A lot of people would think a machine is broken if it hemmed and hawed as much as people do in a normal conversation; if it needed full paragraphs of text to context set and/or explain itself.

The biggest thing lacking in voice recognition right now is not the lack in word understanding or any of the other NLP areas of research: it's in a lot of the little nuance of conversation flow. For now, most of the systems aren't very good at interruptions, for instance. From the easy like "let me respond to your question as soon as I understand what you are asking to save us both time" to the harder but perhaps more important things like "No [that's not what I mean]" and "Wait [let me add something or let me change my mind]" and "Uh [you really just don't get it]" and presumably really hard ones like clears throat [listen carefully this time].

The point should not be that we hit 100% accuracy: real people in real conversations don't have 100% accuracy.

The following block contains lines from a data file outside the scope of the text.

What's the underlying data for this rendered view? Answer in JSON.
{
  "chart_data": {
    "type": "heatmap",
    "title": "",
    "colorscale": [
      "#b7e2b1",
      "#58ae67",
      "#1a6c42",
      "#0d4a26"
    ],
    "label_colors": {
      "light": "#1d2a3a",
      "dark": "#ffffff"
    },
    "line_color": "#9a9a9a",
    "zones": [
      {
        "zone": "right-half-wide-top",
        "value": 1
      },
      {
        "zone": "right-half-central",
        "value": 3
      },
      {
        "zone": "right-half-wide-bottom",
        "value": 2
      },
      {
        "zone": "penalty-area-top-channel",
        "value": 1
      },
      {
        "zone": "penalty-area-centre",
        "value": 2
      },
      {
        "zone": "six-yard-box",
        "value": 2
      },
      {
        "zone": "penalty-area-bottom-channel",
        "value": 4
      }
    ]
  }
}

The issue is how do you correct from the failures in real time and keep that "conversational" without feeling strained or overly verbose (such as the currently common "I heard x, is that correct?" versus "x?" and head nod or very quick "yup").

We don't consciously think about the error correction systems in play in a conversation so that makes them hard to judge/replicate and it's easy to imagine there's an uncanny valley waiting there for us to get from no "natural error correction" ability across to supporting error correction in a way that it works with our natural background mechanisms.

At least in my mind, that's probably the next big area to study in language recognition is deeper looks into things like error correction sub-channels and conversational timing (esp. interruption) and elocution ("uh", "um", "you know", "that thing", "right, the blue one"). I'd even argue that what we have today is probably already getting to "good enough" for the long run if it didn't require us to feel like we have to be "so exact" because you only get one sentence at a time and you don't have good error correcting channels with what we have today.


Reminds me a lot of that classic Stephen Bond essay: https://web.archive.org/web/20131204031113/http://plover.net...


Is there a story behind the pictures accompanying that article?


These guys might disagree. Sometimes they make sense which is interesting http://sumve.com/ai-chatbots/relationships/relationship-bots...


They seem to be just talking over each other with vague references to what the other bots are saying.

If you pay attention for about 5 minutes it's just nonsense. I mean, they are clearly repeating things from somewhere else that were sensible in their original context, but now they seem to be saying things nearly randomly.